If Russia’s stance towards Ukraine persists, the US administration threatens to restrict Russian oil exports. Various reports suggest the United States is pushing for an outright ban on Russian crude, but shutting off that supply might drive up fuel costs in the US, while Russia could easily opt to sell surplus oil to China and other countries.

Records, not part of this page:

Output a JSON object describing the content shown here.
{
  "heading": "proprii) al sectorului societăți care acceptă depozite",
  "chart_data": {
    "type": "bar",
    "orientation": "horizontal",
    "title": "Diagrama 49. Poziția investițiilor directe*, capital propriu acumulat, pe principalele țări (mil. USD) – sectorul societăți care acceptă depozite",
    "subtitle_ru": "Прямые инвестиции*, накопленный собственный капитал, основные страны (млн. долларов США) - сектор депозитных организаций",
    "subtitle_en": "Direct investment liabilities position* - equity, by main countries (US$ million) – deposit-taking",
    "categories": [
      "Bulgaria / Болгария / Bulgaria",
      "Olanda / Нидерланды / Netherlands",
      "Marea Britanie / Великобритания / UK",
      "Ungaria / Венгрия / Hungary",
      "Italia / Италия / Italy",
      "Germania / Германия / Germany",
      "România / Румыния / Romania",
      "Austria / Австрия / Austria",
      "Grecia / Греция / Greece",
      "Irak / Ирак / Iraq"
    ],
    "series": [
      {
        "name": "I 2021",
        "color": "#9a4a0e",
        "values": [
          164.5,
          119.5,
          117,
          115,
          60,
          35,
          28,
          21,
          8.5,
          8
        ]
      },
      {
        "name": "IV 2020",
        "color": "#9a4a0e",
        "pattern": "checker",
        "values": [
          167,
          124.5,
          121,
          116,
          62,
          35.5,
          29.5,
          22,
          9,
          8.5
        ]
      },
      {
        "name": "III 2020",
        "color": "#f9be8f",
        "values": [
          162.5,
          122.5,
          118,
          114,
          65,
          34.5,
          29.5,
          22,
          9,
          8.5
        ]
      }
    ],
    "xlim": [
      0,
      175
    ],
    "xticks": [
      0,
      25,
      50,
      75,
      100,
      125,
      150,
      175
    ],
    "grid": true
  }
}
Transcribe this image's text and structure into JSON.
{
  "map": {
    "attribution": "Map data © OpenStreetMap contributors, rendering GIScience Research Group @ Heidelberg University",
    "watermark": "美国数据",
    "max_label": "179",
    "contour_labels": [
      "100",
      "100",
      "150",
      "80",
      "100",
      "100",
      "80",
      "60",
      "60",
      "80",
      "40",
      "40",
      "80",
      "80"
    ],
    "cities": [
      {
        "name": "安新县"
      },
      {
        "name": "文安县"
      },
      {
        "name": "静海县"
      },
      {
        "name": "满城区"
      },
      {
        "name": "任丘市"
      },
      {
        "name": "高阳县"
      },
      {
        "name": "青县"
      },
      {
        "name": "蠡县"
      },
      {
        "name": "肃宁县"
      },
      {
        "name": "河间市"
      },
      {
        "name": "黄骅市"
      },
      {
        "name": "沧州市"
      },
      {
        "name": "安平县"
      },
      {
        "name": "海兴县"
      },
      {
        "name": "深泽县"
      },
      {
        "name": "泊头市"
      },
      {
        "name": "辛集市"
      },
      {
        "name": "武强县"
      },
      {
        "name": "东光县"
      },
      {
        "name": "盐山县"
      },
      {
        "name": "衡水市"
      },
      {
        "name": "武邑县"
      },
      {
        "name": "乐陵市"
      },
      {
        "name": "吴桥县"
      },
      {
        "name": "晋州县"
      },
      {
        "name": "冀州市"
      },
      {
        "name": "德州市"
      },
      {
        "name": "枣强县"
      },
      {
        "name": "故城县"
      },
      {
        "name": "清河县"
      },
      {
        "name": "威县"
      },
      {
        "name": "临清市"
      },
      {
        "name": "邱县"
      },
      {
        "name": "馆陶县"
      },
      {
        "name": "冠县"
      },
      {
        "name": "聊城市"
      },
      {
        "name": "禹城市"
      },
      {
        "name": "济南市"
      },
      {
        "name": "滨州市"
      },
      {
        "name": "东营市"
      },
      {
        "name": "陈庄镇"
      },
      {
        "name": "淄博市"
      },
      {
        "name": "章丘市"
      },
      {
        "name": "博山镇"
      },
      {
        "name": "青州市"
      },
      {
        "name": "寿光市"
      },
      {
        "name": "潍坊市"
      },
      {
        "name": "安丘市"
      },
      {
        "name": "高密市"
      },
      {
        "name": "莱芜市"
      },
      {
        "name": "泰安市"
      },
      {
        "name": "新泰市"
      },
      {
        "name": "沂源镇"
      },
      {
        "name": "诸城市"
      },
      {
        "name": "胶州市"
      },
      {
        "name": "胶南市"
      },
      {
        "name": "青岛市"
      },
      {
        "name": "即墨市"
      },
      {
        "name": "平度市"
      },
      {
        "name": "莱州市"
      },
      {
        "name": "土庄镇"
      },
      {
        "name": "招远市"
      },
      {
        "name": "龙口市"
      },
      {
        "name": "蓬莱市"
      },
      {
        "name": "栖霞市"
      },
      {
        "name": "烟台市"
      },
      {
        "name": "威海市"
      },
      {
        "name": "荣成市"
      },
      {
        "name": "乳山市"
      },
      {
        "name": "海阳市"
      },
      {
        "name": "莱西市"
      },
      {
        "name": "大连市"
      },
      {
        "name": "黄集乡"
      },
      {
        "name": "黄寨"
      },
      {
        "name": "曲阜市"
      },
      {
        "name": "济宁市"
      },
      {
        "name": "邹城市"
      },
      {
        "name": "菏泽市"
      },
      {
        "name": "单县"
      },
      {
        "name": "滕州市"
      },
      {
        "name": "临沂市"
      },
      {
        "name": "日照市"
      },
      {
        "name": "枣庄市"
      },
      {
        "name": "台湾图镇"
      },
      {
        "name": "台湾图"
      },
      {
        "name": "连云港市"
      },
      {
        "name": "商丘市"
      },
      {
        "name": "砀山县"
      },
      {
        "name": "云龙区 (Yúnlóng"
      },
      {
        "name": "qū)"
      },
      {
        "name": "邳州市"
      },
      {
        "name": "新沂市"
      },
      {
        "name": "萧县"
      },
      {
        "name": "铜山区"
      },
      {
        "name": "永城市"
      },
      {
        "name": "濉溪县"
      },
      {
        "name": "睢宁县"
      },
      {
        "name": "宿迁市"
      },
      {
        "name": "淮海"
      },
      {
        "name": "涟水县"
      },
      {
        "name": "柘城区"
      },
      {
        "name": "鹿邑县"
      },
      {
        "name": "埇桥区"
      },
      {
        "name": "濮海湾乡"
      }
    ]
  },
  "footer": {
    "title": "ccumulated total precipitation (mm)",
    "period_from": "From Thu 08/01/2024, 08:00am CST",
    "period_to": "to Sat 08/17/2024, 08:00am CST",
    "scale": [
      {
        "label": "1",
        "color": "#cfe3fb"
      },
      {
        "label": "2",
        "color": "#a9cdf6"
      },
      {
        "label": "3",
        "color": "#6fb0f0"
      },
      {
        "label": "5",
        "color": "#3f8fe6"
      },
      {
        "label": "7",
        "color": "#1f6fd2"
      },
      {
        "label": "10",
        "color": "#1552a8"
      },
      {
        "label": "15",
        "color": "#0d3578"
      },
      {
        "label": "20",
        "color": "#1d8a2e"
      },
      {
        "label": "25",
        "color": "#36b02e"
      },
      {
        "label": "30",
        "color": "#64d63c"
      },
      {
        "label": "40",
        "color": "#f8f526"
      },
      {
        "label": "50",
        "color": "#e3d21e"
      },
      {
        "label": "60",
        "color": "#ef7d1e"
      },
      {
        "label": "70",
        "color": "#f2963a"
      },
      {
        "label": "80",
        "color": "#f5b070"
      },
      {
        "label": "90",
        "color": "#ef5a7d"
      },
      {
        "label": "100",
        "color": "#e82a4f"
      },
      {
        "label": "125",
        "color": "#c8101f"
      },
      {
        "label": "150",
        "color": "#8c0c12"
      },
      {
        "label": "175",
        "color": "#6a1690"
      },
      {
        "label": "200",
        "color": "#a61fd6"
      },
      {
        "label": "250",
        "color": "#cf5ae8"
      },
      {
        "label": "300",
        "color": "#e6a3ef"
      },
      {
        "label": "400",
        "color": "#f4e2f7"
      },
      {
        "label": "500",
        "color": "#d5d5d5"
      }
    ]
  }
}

Russia exports four to five million barrels of oil a day and two to three million barrels per day of refined products to foreign markets, making it one of the world’s top petroleum exporters. Last week, the country invaded Ukraine, resulting in international sanctions and widespread condemnation in an operation that Moscow referred to as a “special operation”.

Impact At Home

While global trends paint a rough picture for near-term projections, the situation is quite similar at home. Discussing local trends, the Federal Minister for Finance and Revenue, Shaukat Tarin, tweeted that in FY22, the government lost an average of Rs. 70 billion every month and Rs. 840 billion for the entire year as a result of shifts in global oil prices. “Following the 166% increase in international petroleum prices since November 2020, the Govt is continuously losing its revenue from Sales tax & levy, just to protect common people from higher prices,” he said.

https://twitter.com/shaukat_tarin/status/1494288627555311621

“Not in the history of Pakistan any political Govt has provided even 1/3rd of this relief in [a] single year. Even now Prime Minister is keenly exploring the options with me, as [to] how to offset the higher prices despite [the] recent increase in salaries, and relief through Ehsaas Raashan,” he added.